Great Tips For A Healthy Pregnancy
You want to be the perfect pregnant mother, doing everything in your power to keep yourself safe and healthy so that your baby develops perfectly.
1. Folic Acid/Folate Supplementation – Folic Acid is the human-made version of folate, a nutrient naturally found in foods like broccoli, spinach, and liver (yum!). It serves many useful functions in the human body, but for pregnant women it is recommended because it helps prevent some serious birth defects, especially those surrounding the neural tube.
Early supplementation with folic acid, especially during the first month or so of pregnancy is needed to prevent these serious birth defects (including spina bifida). For this reason, women who are actively trying to get pregnant should start folic acid supplementation during the weeks that they are trying to conceive.
In 1996, the US government mandated the enrichment of commercially available grain products (cereal, bread, etc.) with folic acid. Orange juice is also a popular source of folic acid. There are many ways to get your daily amount of folate, including prenatal vitamins, which many doctors prescribe.

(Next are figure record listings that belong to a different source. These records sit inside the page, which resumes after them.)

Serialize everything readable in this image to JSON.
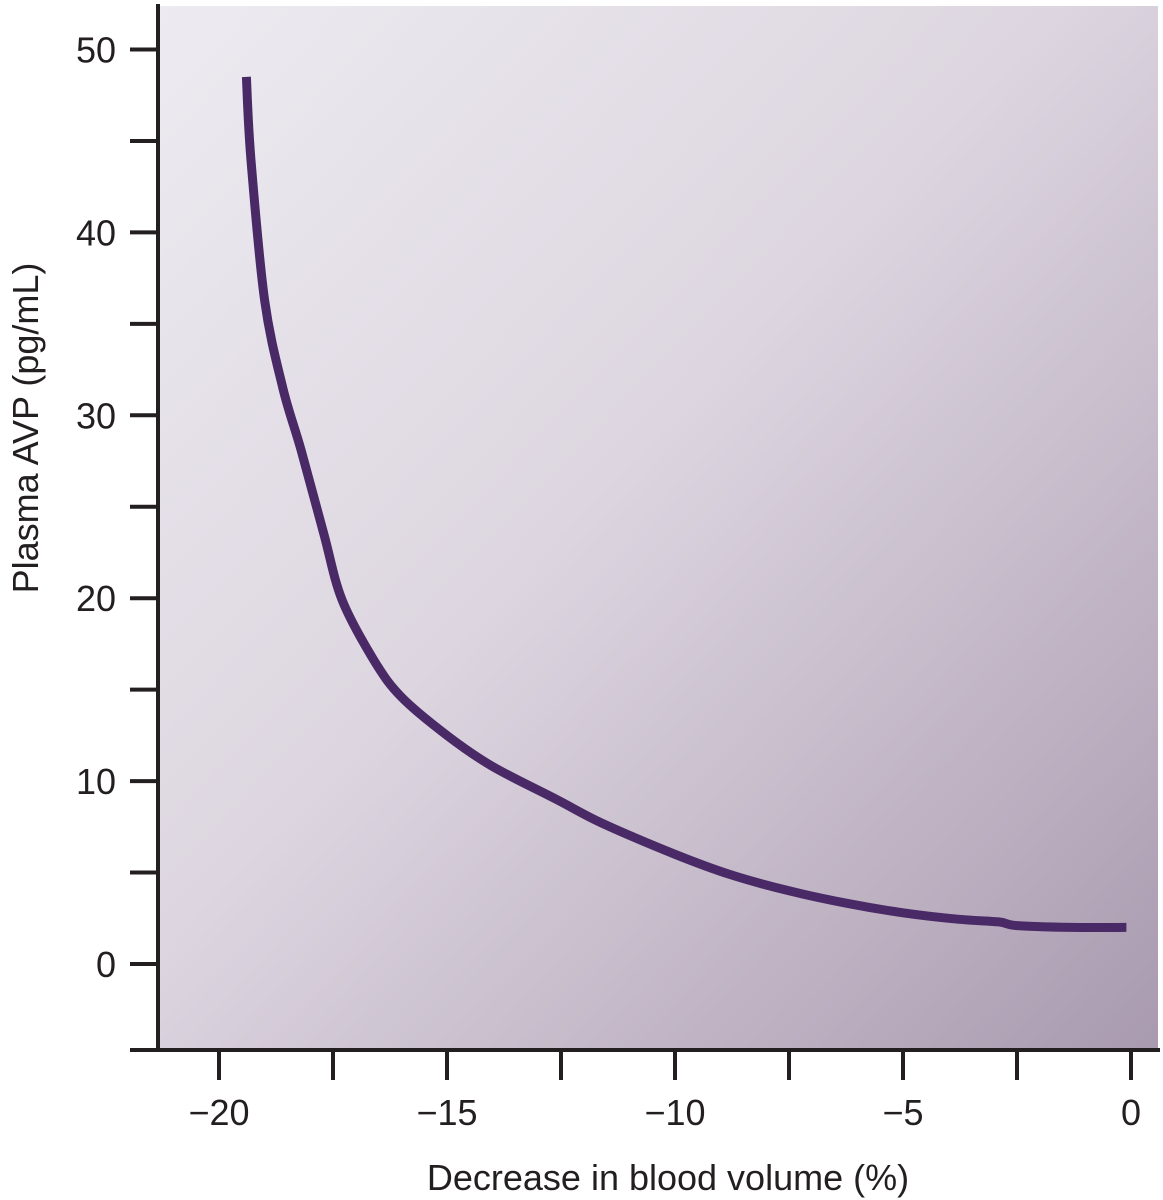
{
  "chart_data": {
    "type": "line",
    "title": "",
    "xlabel": "Decrease in blood volume (%)",
    "ylabel": "Plasma AVP (pg/mL)",
    "xlim": [
      -21.3,
      0.6
    ],
    "ylim": [
      -4.7,
      52.5
    ],
    "x_ticks": [
      -20,
      -15,
      -10,
      -5,
      0
    ],
    "x_tick_labels": [
      "−20",
      "−15",
      "−10",
      "−5",
      "0"
    ],
    "x_minor_ticks": [
      -17.5,
      -12.5,
      -7.5,
      -2.5
    ],
    "y_ticks": [
      0,
      10,
      20,
      30,
      40,
      50
    ],
    "y_tick_labels": [
      "0",
      "10",
      "20",
      "30",
      "40",
      "50"
    ],
    "y_minor_ticks": [
      5,
      15,
      25,
      35,
      45
    ],
    "grid": false,
    "legend": null,
    "series": [
      {
        "name": "Plasma AVP",
        "color": "#4a2a66",
        "x": [
          -19.4,
          -19.3,
          -19.0,
          -18.6,
          -18.2,
          -17.7,
          -17.3,
          -16.6,
          -16.0,
          -15.0,
          -14.0,
          -12.6,
          -11.6,
          -10.0,
          -8.8,
          -7.5,
          -6.2,
          -5.0,
          -3.8,
          -2.9,
          -2.5,
          -1.3,
          -0.1
        ],
        "y": [
          48.5,
          44.0,
          36.3,
          31.5,
          28.1,
          23.5,
          19.9,
          16.6,
          14.6,
          12.5,
          10.8,
          9.0,
          7.7,
          6.0,
          4.9,
          4.0,
          3.3,
          2.8,
          2.45,
          2.3,
          2.1,
          2.0,
          2.0
        ]
      }
    ],
    "background": {
      "gradient_start": "#edebf1",
      "gradient_end": "#a99aaf"
    }
  }
}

2. Avoid Processed Foods – Processed foods are often nutritionally void and calorically dense. They offer your body (and more importantly, your baby’s developing body) nothing that it needs, and may come with a whole host of artificial colors and chemicals. Processed meats like hot dogs can be especially dangerous, as they sometimes carry bacteria that can result is a serious infection or even miscarriage.
Stick to healthy food that you make yourself (or maybe your partner makes!). Use a food thermometer to ensure that all meats are thoroughly cooked. Don’t reheat leftovers more than once. Don’t ever refreeze food that has been defrosted.
3. Exercise – Just because you are pregnant doesn’t mean that your whole body goes on vacation. The health benefits of exercise can continue well into pregnancy. Low intensity exercises like walking and swimming help keep your cardiovascular system active. Pregnant women can even do many different weightlifitng exercises.
You should, however, avoid any activity with a high chance of falling or impacts to your body. Also be aware of the effects of intense weightlifting moves like deadlifting or squatting on the pelvic regions. Don’t do moves like lunges, which can risk damaging connective tissue.
4. Get Regular Sleep – This is just a tip for good health in general. Most adults need seven to eight hours of sleep per day. If your schedule allows it, go to sleep when it gets dark, and wake up naturally when you are rested and refreshed. If you are exercising regularly, that can also help aid you in going to sleep.
This is all easier said than done, however, as pregnant women experience a wide variety of sleep disturbances. Excess liquid can send you to the bathroom several times per night. The fetus can also switch positions and place pressure on the bladder. If you budget yourself ample time to sleep every night, you can try to fight the sleepiness that can come from a lack of deep, restful sleep.
5. See Your Doctor Regularly – This should also go without saying. If you are serious about your health and the health of your child, then partner up with a good doctor as soon as you are ready to start conceiving. They can help you figure out your best ovulation schedule, get you on prenatal vitamins, and monitor your health and the health of your baby throughout the pregnancy.
6. Stop Smoking/Drinking Alcohol – This should all go without saying, but there is no safe level of smoking or drinking to do during pregnancy. Smoking and drinking rob the fetus of oxygen that it needs too develop properly. Additionally, exposure to the various substances contained in cigarettes can cause damage to your baby while it is still in the womb. Pregnant women should even avoid second hand smoke. Fetal alcohol syndrome is a very serious condition caused by maternal drinking during pregnancy.
7. Avoid Environmental Pollutants – Much like second hand smoke and its detrimental effect on the fetus, other environmental pollutants can be dangerous to your baby. Fumes from paint or solvents, lead (usually found in paint in old buildings), and mercury, just to name a few, can all cause birth defects and other complications. Mercury can be found in some varieties of commercially available fish. For this reason, many pregnant women abstain from fish altogether or keep their intakes very low. Keep the environment around you as pure as possible so that your baby can develop in a safe, healthy manner.